Another movie franchise involving, apparently, a bunch of driving featured a driver bringing a huge cargo helicopter down by shooting it with a rope from the ground and dragging the helicopter down with the car. Seriously? A cargo helicopter of that size, brought down by a car?

This is a common theme for movies with helicopters and “tough guys”. As the helicopter is taking off, the super strong hero (and here I mean muscle-bound, not strong smelling, although it could be both) grabs hold of the landing gear. Then, with shear strength, prevent the helicopter from taking off because, what, they’re so…strong. I guess. But the problem is that, it doesn’t matter how strong the hero might be; the maximum force that the hero can use to hold that helicopter down is the hero’s own weight. If the hero were trying to hold on to some kind of anchor, that would be a different story, which would be far-fetched enough, but it would at least give “suspension of disbelief” a fighting chance.

Seriously, why don’t big movie writers work with physicists?!?

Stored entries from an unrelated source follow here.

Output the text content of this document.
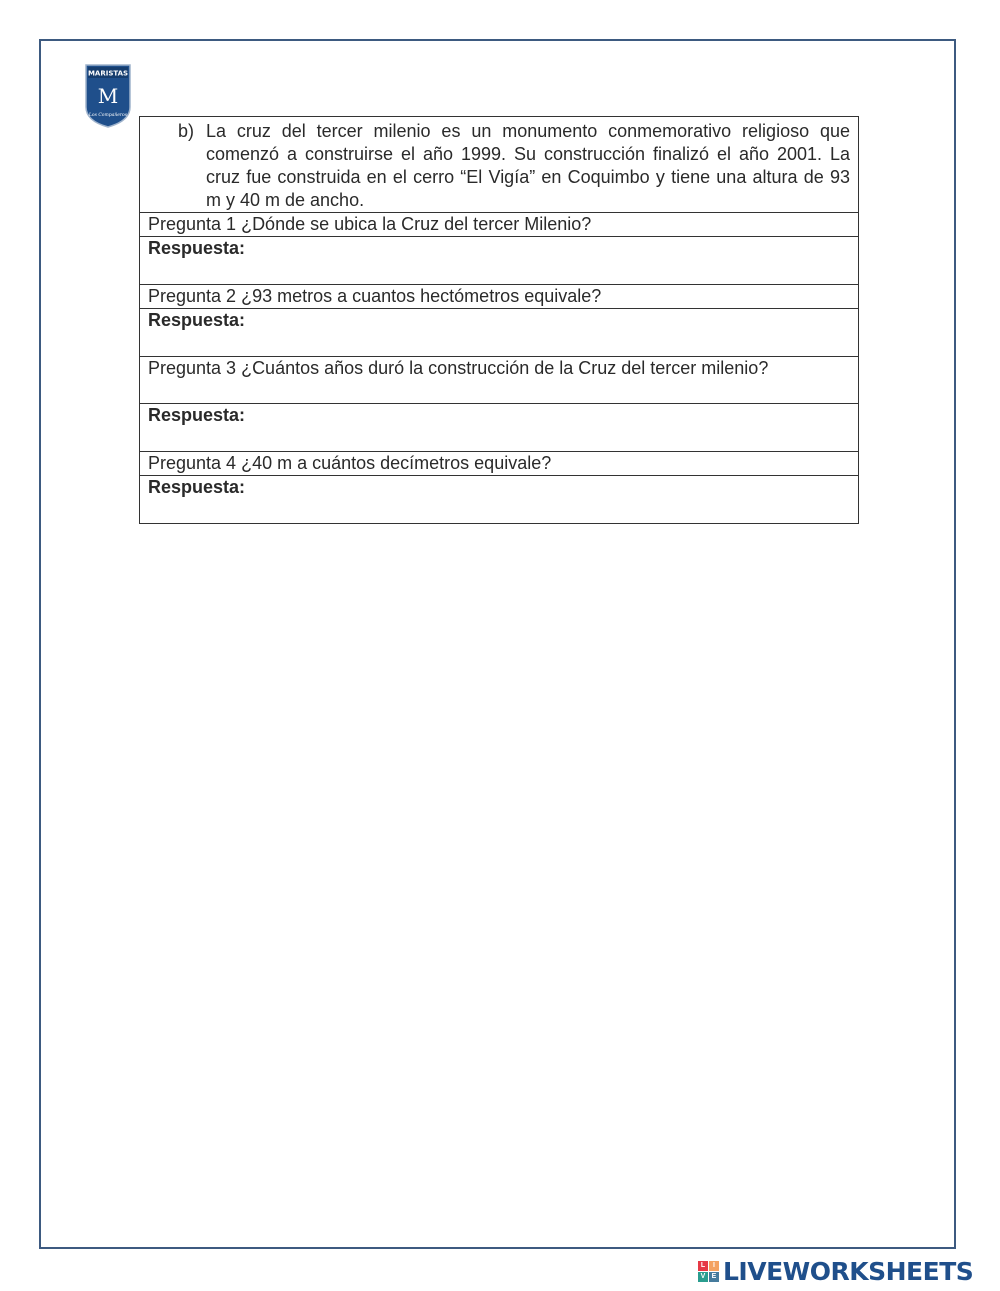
MARISTAS
M
Los Compañeros
b) La cruz del tercer milenio es un monumento conmemorativo religioso que comenzó a construirse el año 1999. Su construcción finalizó el año 2001. La cruz fue construida en el cerro “El Vigía” en Coquimbo y tiene una altura de 93 m y 40 m de ancho.

Pregunta 1 ¿Dónde se ubica la Cruz del tercer Milenio?
Respuesta:
Pregunta 2 ¿93 metros a cuantos hectómetros equivale?
Respuesta:
Pregunta 3 ¿Cuántos años duró la construcción de la Cruz del tercer milenio?
Respuesta:
Pregunta 4 ¿40 m a cuántos decímetros equivale?
Respuesta:
L	I
V E LIVEWORKSHEETS
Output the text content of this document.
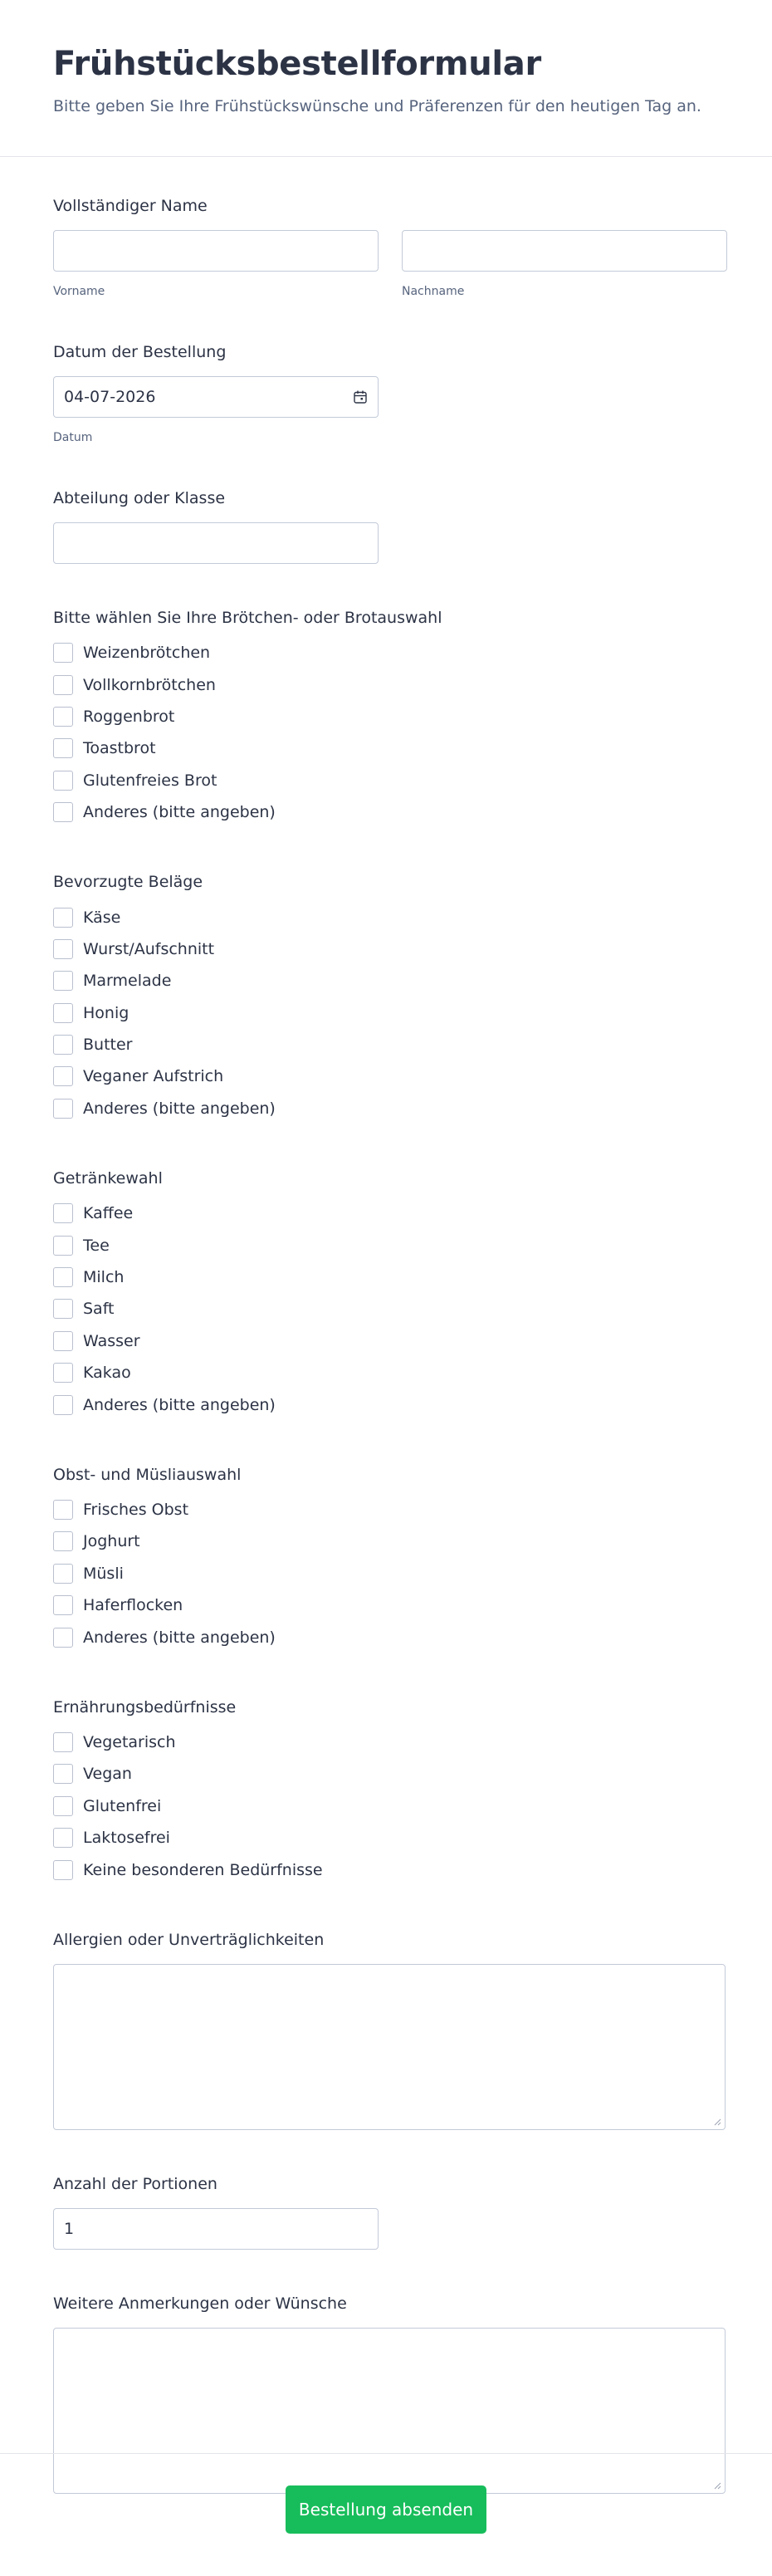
Frühstücksbestellformular

Bitte geben Sie Ihre Frühstückswünsche und Präferenzen für den heutigen Tag an.

Vollständiger Name
Vorname	Nachname
Datum der Bestellung
04-07-2026
Datum
Abteilung oder Klasse
Bitte wählen Sie Ihre Brötchen- oder Brotauswahl
Weizenbrötchen
Vollkornbrötchen
Roggenbrot
Toastbrot
Glutenfreies Brot
Anderes (bitte angeben)
Bevorzugte Beläge
Käse
Wurst/Aufschnitt
Marmelade
Honig
Butter
Veganer Aufstrich
Anderes (bitte angeben)
Getränkewahl
Kaffee
Tee
Milch
Saft
Wasser
Kakao
Anderes (bitte angeben)
Obst- und Müsliauswahl
Frisches Obst
Joghurt
Müsli
Haferflocken
Anderes (bitte angeben)
Ernährungsbedürfnisse
Vegetarisch
Vegan
Glutenfrei
Laktosefrei
Keine besonderen Bedürfnisse
Allergien oder Unverträglichkeiten
Anzahl der Portionen
1
Weitere Anmerkungen oder Wünsche
Bestellung absenden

Back in 1979, I was actually thrown out of a theater. I was sixteen at the time, but, no, I was not thrown out for any of the usual reasons. This move was produced by a huge movie production company, and was their first foray into “serious” science fiction. The movie was named after a certain astronomical feature from which no light can escape, but, apparently, physics can. The movie was bad enough from start to finish, but I really lost it when the asteroid smashed through the hull of the ship. It was bad enough that the air didn’t immediately escape into the vacuum of space through this gaping hole, but instead of smashing straight through the ship, it actually hit the floor of a long hallway, and began rolling and bouncing along it. Apparently, my laughter was “too distracting”. I found the lack of a refund distracting, myself.

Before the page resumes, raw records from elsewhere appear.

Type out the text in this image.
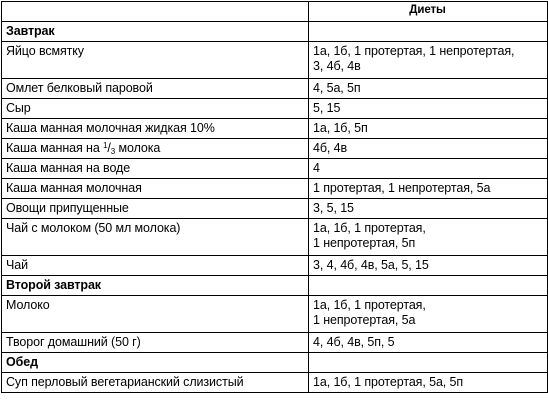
	Диеты
Завтрак	
Яйцо всмятку	1а, 1б, 1 протертая, 1 непротертая,
3, 4б, 4в

Омлет белковый паровой	4, 5а, 5п
Сыр	5, 15
Каша манная молочная жидкая 10%	1а, 1б, 5п
Каша манная на $^1/_3$ молока	4б, 4в
Каша манная на воде	4
Каша манная молочная	1 протертая, 1 непротертая, 5а
Овощи припущенные	3, 5, 15
Чай с молоком (50 мл молока)	1а, 1б, 1 протертая,
1 непротертая, 5п

Чай	3, 4, 4б, 4в, 5а, 5, 15
Второй завтрак	
Молоко	1а, 1б, 1 протертая,
1 непротертая, 5а

Творог домашний (50 г)	4, 4б, 4в, 5п, 5
Обед	
Суп перловый вегетарианский слизистый	1а, 1б, 1 протертая, 5а, 5п
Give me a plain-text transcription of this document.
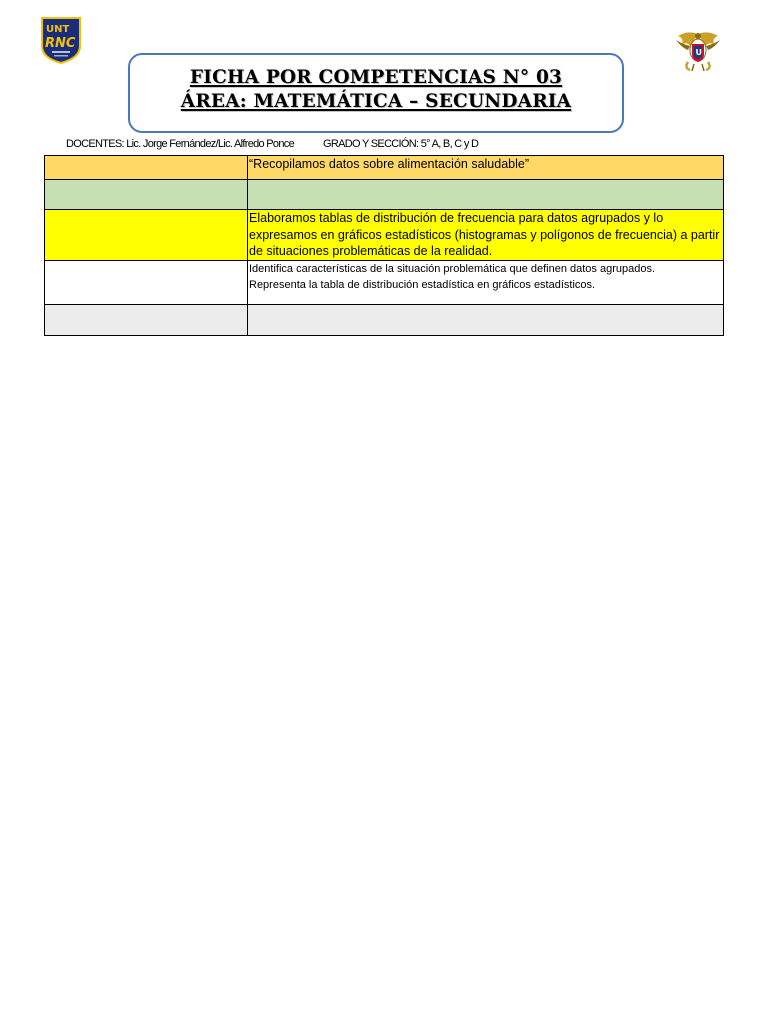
UNT
RNC
U
FICHA POR COMPETENCIAS N° 03
ÁREA: MATEMÁTICA – SECUNDARIA
DOCENTES: Lic. Jorge Fernández/Lic. Alfredo Ponce	GRADO Y SECCIÓN: 5° A, B, C y D
	“Recopilamos datos sobre alimentación saludable”

	Elaboramos tablas de distribución de frecuencia para datos agrupados y lo expresamos en gráficos estadísticos (histogramas y polígonos de frecuencia) a partir de situaciones problemáticas de la realidad.

	Identifica características de la situación problemática que definen datos agrupados.
Representa la tabla de distribución estadística en gráficos estadísticos.
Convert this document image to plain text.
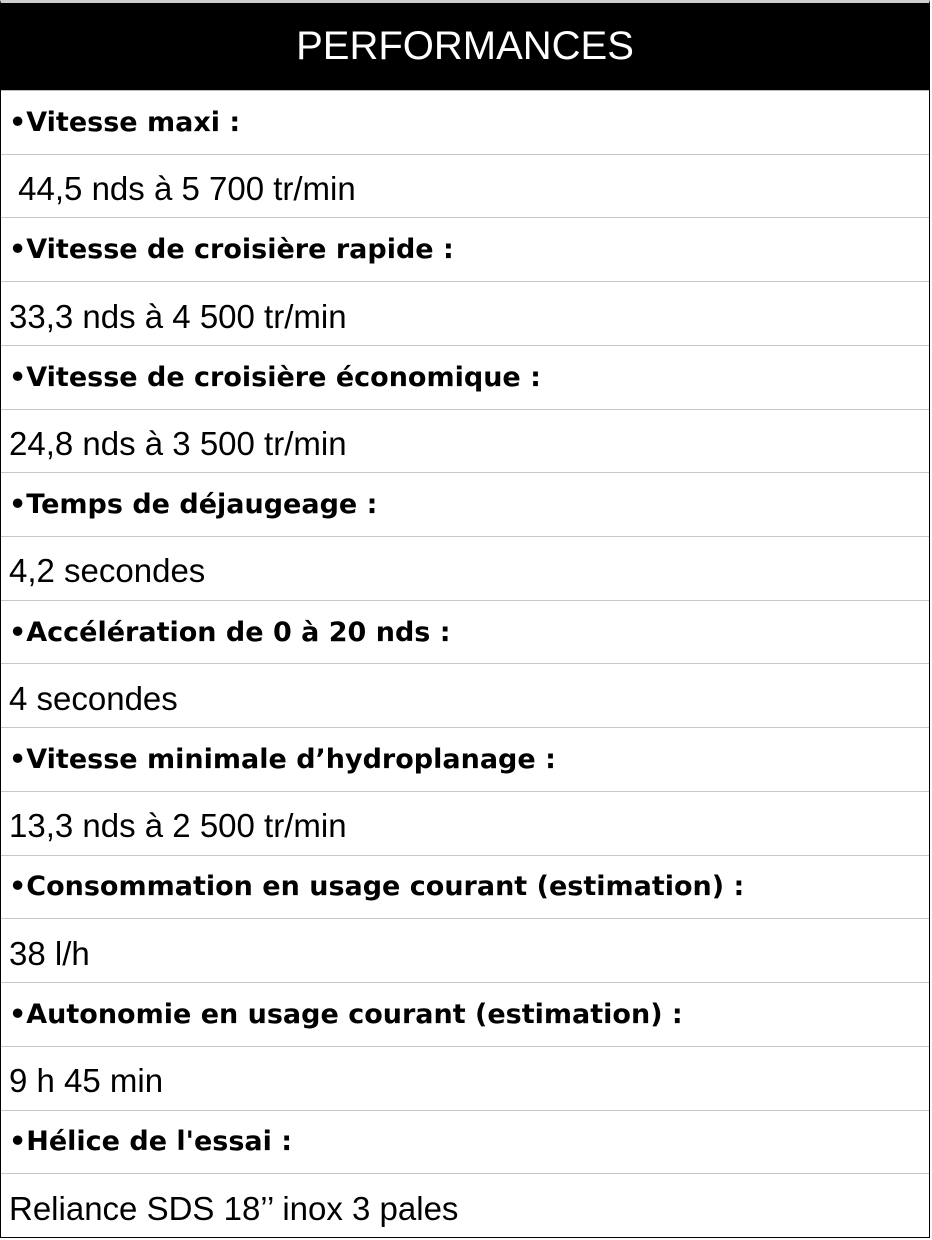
PERFORMANCES
•Vitesse maxi :
44,5 nds à 5 700 tr/min
•Vitesse de croisière rapide :
33,3 nds à 4 500 tr/min
•Vitesse de croisière économique :
24,8 nds à 3 500 tr/min
•Temps de déjaugeage :
4,2 secondes
•Accélération de 0 à 20 nds :
4 secondes
•Vitesse minimale d’hydroplanage :
13,3 nds à 2 500 tr/min
•Consommation en usage courant (estimation) :
38 l/h
•Autonomie en usage courant (estimation) :
9 h 45 min
•Hélice de l'essai :
Reliance SDS 18’’ inox 3 pales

Apparently, the US is currently ranked 24th, out of 72, in STEM education throughout the world. This means that roughly 1/3 of the world is ranked higher in science than the US (and we are far worse in mathematics). I’m not blaming entertainment for this problem, but it does seem to be a symptom of the lack of concern for science and mathematics. How is it that we have come to a point in our society that people will pay money to watch ice fall through water? Why can’t we hold each other to higher standards?